Perched between Sky regulars Jamie Redknapp and Glenn Hoddle to his right and anchorman Richard Keys to his left, Strachan looked a bit stiff at first but gradually warmed to his task.
There was regular eye contact, something not afforded those who had the awkward task of trying to interview him not so long ago, and a return to the sort of mischievous banter that became a regular trait of his appearances on Match of the Day 2 in his pre-Celtic days.
Not even a shot of Aiden McGeady, his former nemesis, could ruffle this new, serene Strachan
What did he think of those comments from Davie Provan, Keys asked? “I wasn’t listening,” Strachan replied with a glint in his eye. “I was chatting to these two.”
If he felt any awkwardness about having to pass comment on the choices made by the man who followed him into the manager’s hotseat, then he covered it expertly by taking the diplomatic route.
Was he surprised that Tony Mowbray had elected to leave out Scott McDonald? “I wasn’t surprised when I saw Scott’s face,” Strachan replied, deploying a neat sidestep to avoid having to comment directly on his successor’s starting line-up.
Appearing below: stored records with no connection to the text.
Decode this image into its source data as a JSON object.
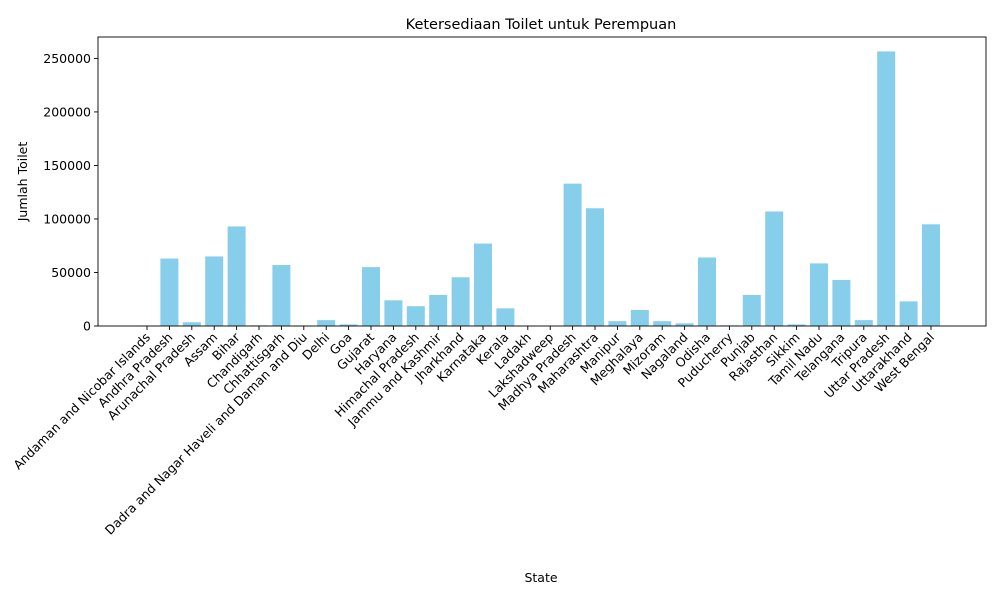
{
  "chart_data": {
    "type": "bar",
    "title": "Ketersediaan Toilet untuk Perempuan",
    "xlabel": "State",
    "ylabel": "Jumlah Toilet",
    "ylim": [
      0,
      270000
    ],
    "yticks": [
      "0",
      "50000",
      "100000",
      "150000",
      "200000",
      "250000"
    ],
    "bar_color": "#87ceeb",
    "grid": false,
    "legend": "none",
    "categories": [
      "Andaman and Nicobar Islands",
      "Andhra Pradesh",
      "Arunachal Pradesh",
      "Assam",
      "Bihar",
      "Chandigarh",
      "Chhattisgarh",
      "Dadra and Nagar Haveli and Daman and Diu",
      "Delhi",
      "Goa",
      "Gujarat",
      "Haryana",
      "Himachal Pradesh",
      "Jammu and Kashmir",
      "Jharkhand",
      "Karnataka",
      "Kerala",
      "Ladakh",
      "Lakshadweep",
      "Madhya Pradesh",
      "Maharashtra",
      "Manipur",
      "Meghalaya",
      "Mizoram",
      "Nagaland",
      "Odisha",
      "Puducherry",
      "Punjab",
      "Rajasthan",
      "Sikkim",
      "Tamil Nadu",
      "Telangana",
      "Tripura",
      "Uttar Pradesh",
      "Uttarakhand",
      "West Bengal"
    ],
    "values": [
      300,
      63000,
      3500,
      65000,
      93000,
      600,
      57000,
      500,
      5500,
      1500,
      55000,
      24000,
      18500,
      29000,
      45500,
      77000,
      16500,
      400,
      100,
      133000,
      110000,
      4500,
      15000,
      4500,
      2500,
      64000,
      600,
      29000,
      107000,
      1500,
      58500,
      43000,
      5500,
      256500,
      23000,
      95000
    ]
  }
}
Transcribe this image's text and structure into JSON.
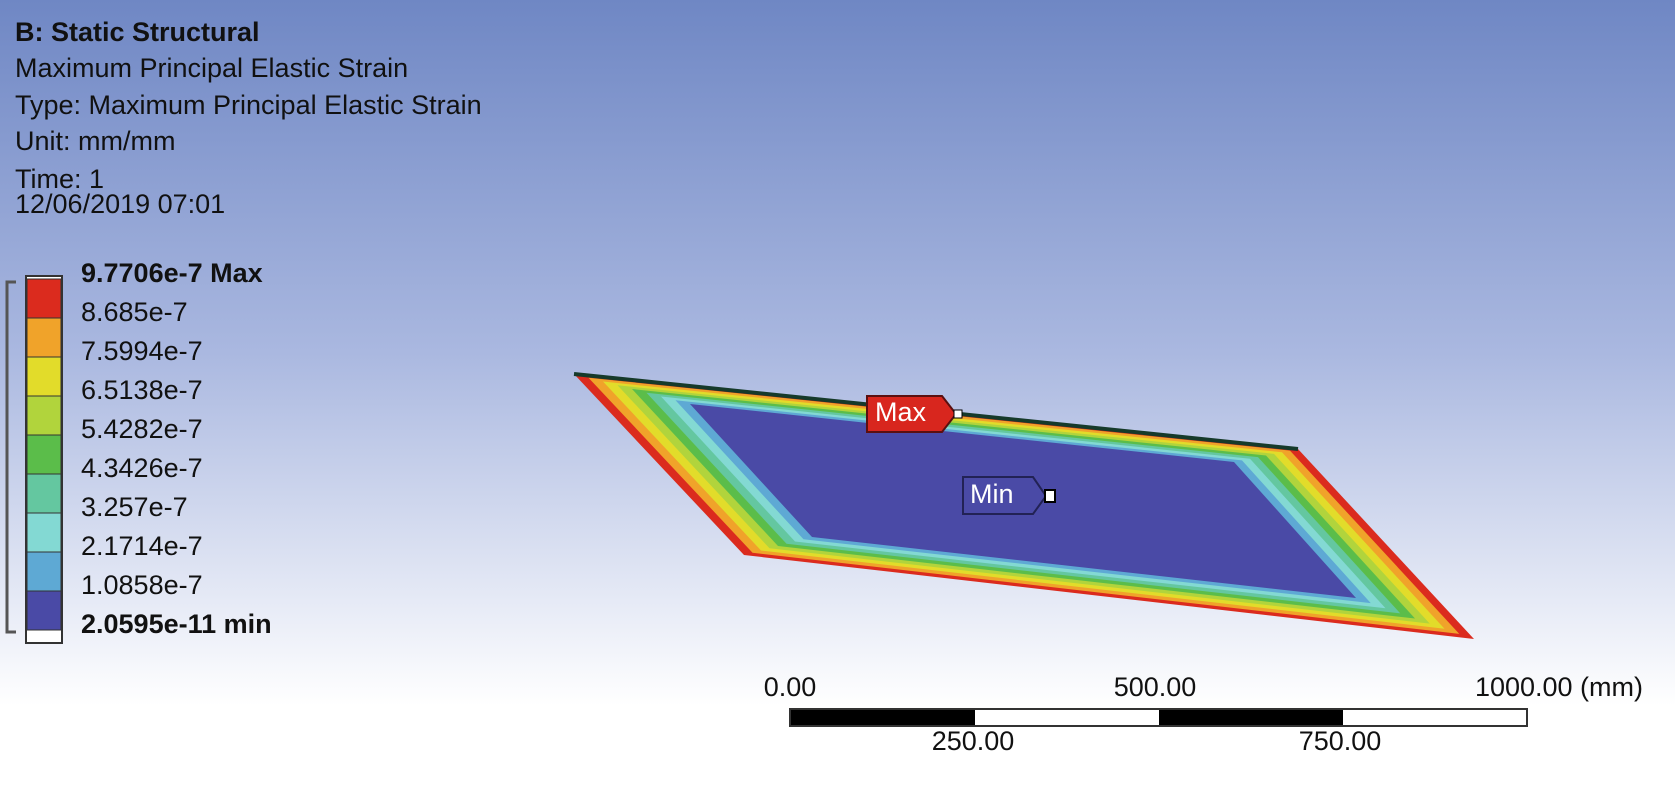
{
  "header": {
    "title": "B: Static Structural",
    "lines": [
      "Maximum Principal Elastic Strain",
      "Type: Maximum Principal Elastic Strain",
      "Unit: mm/mm",
      "Time: 1",
      "12/06/2019 07:01"
    ]
  },
  "legend": {
    "labels": [
      "9.7706e-7 Max",
      "8.685e-7",
      "7.5994e-7",
      "6.5138e-7",
      "5.4282e-7",
      "4.3426e-7",
      "3.257e-7",
      "2.1714e-7",
      "1.0858e-7",
      "2.0595e-11 min"
    ],
    "colors": [
      "#db2b1e",
      "#f0a32a",
      "#e2dc2a",
      "#b1d43c",
      "#5bbd4a",
      "#64c7a0",
      "#83d9d3",
      "#5ea9d4",
      "#4a4aa6"
    ]
  },
  "probes": {
    "max": "Max",
    "min": "Min"
  },
  "scale_bar": {
    "top_labels": [
      "0.00",
      "500.00",
      "1000.00 (mm)"
    ],
    "bottom_labels": [
      "250.00",
      "750.00"
    ]
  }
}
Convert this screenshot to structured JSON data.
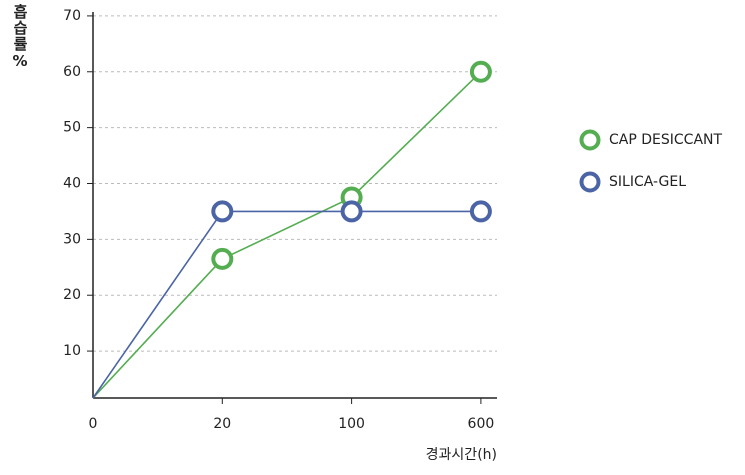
{
  "chart_data": {
    "type": "line",
    "x_label": "경과시간(h)",
    "y_label": "흡습률%",
    "categories": [
      "0",
      "20",
      "100",
      "600"
    ],
    "series": [
      {
        "name": "CAP DESICCANT",
        "color": "#55ad52",
        "values": [
          1.6,
          26.5,
          37.5,
          60
        ]
      },
      {
        "name": "SILICA-GEL",
        "color": "#4a64a6",
        "values": [
          1.6,
          35,
          35,
          35
        ]
      }
    ],
    "ylim": [
      1.6,
      70.7
    ],
    "yticks": [
      10,
      20,
      30,
      40,
      50,
      60,
      70
    ],
    "grid": true,
    "legend": "right"
  }
}
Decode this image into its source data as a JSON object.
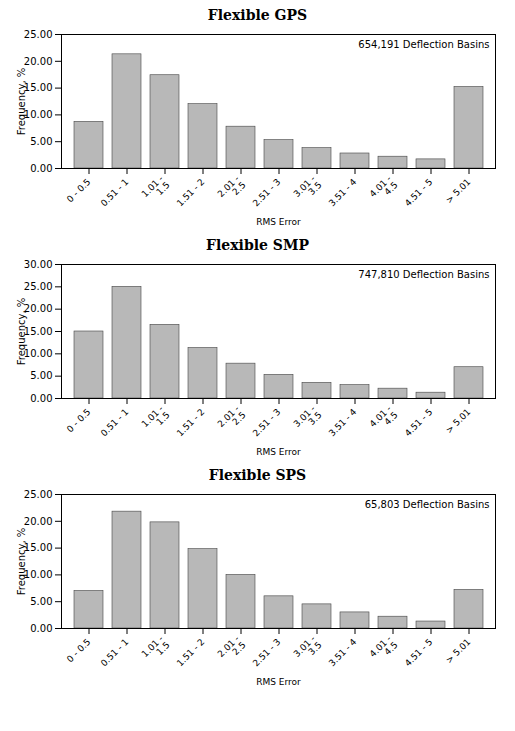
{
  "chart_data": [
    {
      "type": "bar",
      "title": "Flexible GPS",
      "subtitle": "654,191 Deflection Basins",
      "categories": [
        "0 - 0.5",
        "0.51 - 1",
        "1.01 -\n1.5",
        "1.51 - 2",
        "2.01 -\n2.5",
        "2.51 - 3",
        "3.01 -\n3.5",
        "3.51 - 4",
        "4.01 -\n4.5",
        "4.51 - 5",
        "> 5.01"
      ],
      "values": [
        8.7,
        21.3,
        17.4,
        12.0,
        7.8,
        5.3,
        3.8,
        2.8,
        2.2,
        1.7,
        15.2
      ],
      "color": "#b8b8b8",
      "xlabel": "RMS Error",
      "ylabel": "Frequency, %",
      "ylim": [
        0,
        25
      ],
      "yticks": [
        {
          "value": 0,
          "label": "0.00"
        },
        {
          "value": 5,
          "label": "5.00"
        },
        {
          "value": 10,
          "label": "10.00"
        },
        {
          "value": 15,
          "label": "15.00"
        },
        {
          "value": 20,
          "label": "20.00"
        },
        {
          "value": 25,
          "label": "25.00"
        }
      ],
      "grid": false
    },
    {
      "type": "bar",
      "title": "Flexible SMP",
      "subtitle": "747,810 Deflection Basins",
      "categories": [
        "0 - 0.5",
        "0.51 - 1",
        "1.01 -\n1.5",
        "1.51 - 2",
        "2.01 -\n2.5",
        "2.51 - 3",
        "3.01 -\n3.5",
        "3.51 - 4",
        "4.01 -\n4.5",
        "4.51 - 5",
        "> 5.01"
      ],
      "values": [
        15.0,
        25.0,
        16.5,
        11.3,
        7.8,
        5.3,
        3.5,
        3.0,
        2.2,
        1.3,
        7.0
      ],
      "color": "#b8b8b8",
      "xlabel": "RMS Error",
      "ylabel": "Frequency, %",
      "ylim": [
        0,
        30
      ],
      "yticks": [
        {
          "value": 0,
          "label": "0.00"
        },
        {
          "value": 5,
          "label": "5.00"
        },
        {
          "value": 10,
          "label": "10.00"
        },
        {
          "value": 15,
          "label": "15.00"
        },
        {
          "value": 20,
          "label": "20.00"
        },
        {
          "value": 25,
          "label": "25.00"
        },
        {
          "value": 30,
          "label": "30.00"
        }
      ],
      "grid": false
    },
    {
      "type": "bar",
      "title": "Flexible SPS",
      "subtitle": "65,803 Deflection Basins",
      "categories": [
        "0 - 0.5",
        "0.51 - 1",
        "1.01 -\n1.5",
        "1.51 - 2",
        "2.01 -\n2.5",
        "2.51 - 3",
        "3.01 -\n3.5",
        "3.51 - 4",
        "4.01 -\n4.5",
        "4.51 - 5",
        "> 5.01"
      ],
      "values": [
        7.0,
        21.8,
        19.8,
        14.8,
        10.0,
        6.0,
        4.5,
        3.0,
        2.2,
        1.3,
        7.2
      ],
      "color": "#b8b8b8",
      "xlabel": "RMS Error",
      "ylabel": "Frequency, %",
      "ylim": [
        0,
        25
      ],
      "yticks": [
        {
          "value": 0,
          "label": "0.00"
        },
        {
          "value": 5,
          "label": "5.00"
        },
        {
          "value": 10,
          "label": "10.00"
        },
        {
          "value": 15,
          "label": "15.00"
        },
        {
          "value": 20,
          "label": "20.00"
        },
        {
          "value": 25,
          "label": "25.00"
        }
      ],
      "grid": false
    }
  ]
}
Mention was made of Mowbray’s “cunning plan” of playing with one striker supported by three in midfield. Quietly, but firmly, Strachan disabused Keys of the notion that this was something radical. “We used that system at Villarreal,” he reminded those watching, lest his achievements during four largely successful years start to slip from the memory.
Not even a shot of Aiden McGeady, his former nemesis, warming up could ruffle this new, serene Strachan, although he did, intentionally or otherwise, avoid talking too much about the winger by opening up his reply to also include Shaun Maloney.
If Keys was aware of the history between McGeady and his former manager, then he wisely elected not to probe further. The cosy, chatty ambience of the Sky studio was not the place to bring up past feuds.
A summer of recuperation and relaxation has also offered Strachan a chance for reinvention. As Celtic manager he had condemned the phenomenon of the radio phone-in – “the curse of everybody in football” – but seemed to have changed his mind by appearing on Radio 5 Live not so long ago, taking supporters’ calls.
He had been similarly scathing of Sky’s policy of conducting banal vox pops with fans, but he was happy to put those feelings to one side behind him to take Rupert Murdoch’s shilling last night.
People are allowed to change, after all. In Strachan’s case, though, it is clearly not as good as a rest.